Methodology and Data
In order to provide comprehensive data, the district used a variety of analytics and metrics to capture critical components of remote learning. A description of the metrics can be found below.

  • Digital Access
    • Students are considered to have digital access based on Google analytic data and school-reported data as of May 22.
    • Combining Google analytic data with school-reported data helped the district capture students who may be learning on other digital tools, such as Zoom.
    • Schools were asked to classify students as either digital learners based on whether they have a device and internet access, non-digital learners, or students that schools were unable to contact. Schools are able to change the status of students if they gained digital access during remote learning, and the metric represents the status of students as of May 22.
  • Students Using Google Meet or Classroom
    • Student activity is logged automatically when a student joins a Google Meet or logs in to Google Classroom using CPS login credentials.
      • District data show that most students in primary grades do not use their CPS login credentials, making it impossible to log their activity on the Google platform. This trend is most pronounced in grades Pre-K and Kindergarten.
        • The data show contact levels for these grades to be 82 percent or more, which tells us they are engaging in ways other than through using Google. Anecdotally, the district believes students in these grades are more likely to use other digital tools tailored to early learners, such as Schoology or Seesaw.
      • To account for these trends, the district created an “adjusted total” that excluded grades Pre-K - K. The district has included both a non-adjusted and adjusted total in the data and has broken it out by grade.
        • Currently, the district is not able to comprehensively capture usage on non-Google platforms, however, the data show the majority of CPS students are using Google platforms at the very least for digital remote learning.
      • In order to provide for maximum flexibility for schools during the crisis, the district provided a list of recommended Google tools for remote learning, but gave schools the autonomy to use other digital learning tools.
  • Percent of Students Receiving a Graded Assignment:
    • Students are marked as having a “graded assignment” if they have turned in at least one assignment that has been scored by a teacher over the course of a week.
    • Because Pre-K and Kindergarten students do not receive graded assignments, they were excluded from this metric in the adjusted total.
  • Percent of Students Contacted
    • Schools were asked to track if they were able to make contact with a student at least once a week through either digital learning, office hours, academic support, or social and emotional check-ins. Through the district’s remote learning plan, schools are required to make contact with all students at least once per week.
    • Schools have been tracking contact data on their own throughout the closure, however, the district did not require they centrally submit contact data until the week of May 18. The district is requesting principals centrally submit data to the district through the remainder of the school year.
    • Not all schools have submitted data; what is shared is the data the district has available as of May 22.

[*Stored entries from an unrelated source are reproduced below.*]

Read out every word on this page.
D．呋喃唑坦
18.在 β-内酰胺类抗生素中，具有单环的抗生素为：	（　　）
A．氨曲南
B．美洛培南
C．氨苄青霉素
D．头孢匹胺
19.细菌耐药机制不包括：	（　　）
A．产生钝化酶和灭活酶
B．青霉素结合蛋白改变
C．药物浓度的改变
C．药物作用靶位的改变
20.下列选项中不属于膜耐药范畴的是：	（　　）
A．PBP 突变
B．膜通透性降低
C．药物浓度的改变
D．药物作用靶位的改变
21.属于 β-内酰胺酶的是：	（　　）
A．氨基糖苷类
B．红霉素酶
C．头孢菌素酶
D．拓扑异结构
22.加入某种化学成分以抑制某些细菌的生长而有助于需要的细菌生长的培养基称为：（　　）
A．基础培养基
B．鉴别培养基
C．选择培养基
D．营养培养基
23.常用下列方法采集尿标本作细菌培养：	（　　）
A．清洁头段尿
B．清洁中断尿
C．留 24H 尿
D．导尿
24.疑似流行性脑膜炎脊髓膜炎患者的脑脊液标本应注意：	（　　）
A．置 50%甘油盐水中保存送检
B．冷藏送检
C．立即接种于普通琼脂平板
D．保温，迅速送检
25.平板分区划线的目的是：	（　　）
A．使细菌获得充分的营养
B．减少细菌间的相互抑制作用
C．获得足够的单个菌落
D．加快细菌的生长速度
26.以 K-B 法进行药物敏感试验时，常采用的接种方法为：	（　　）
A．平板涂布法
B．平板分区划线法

While the information released today represents one of the most comprehensive remote learning data presentations released by any district in the country, as part of our planning for the fall, additional data is needed to fully understand student learning and engagement in the district. The district will be providing an end-of-year, final data breakdown after the 2019-20 school year has concluded using the current methodology, and will be further refining these metrics and data reporting requirements for the future. As part of those efforts, the district intends to require a shift to Google platforms to ensure we have the most comprehensive data analytics and insights to inform policies and allow the district to better support students and educators.

Chicago Public Schools serves 355,000 students in 642 schools. It is the nation’s third-largest school district.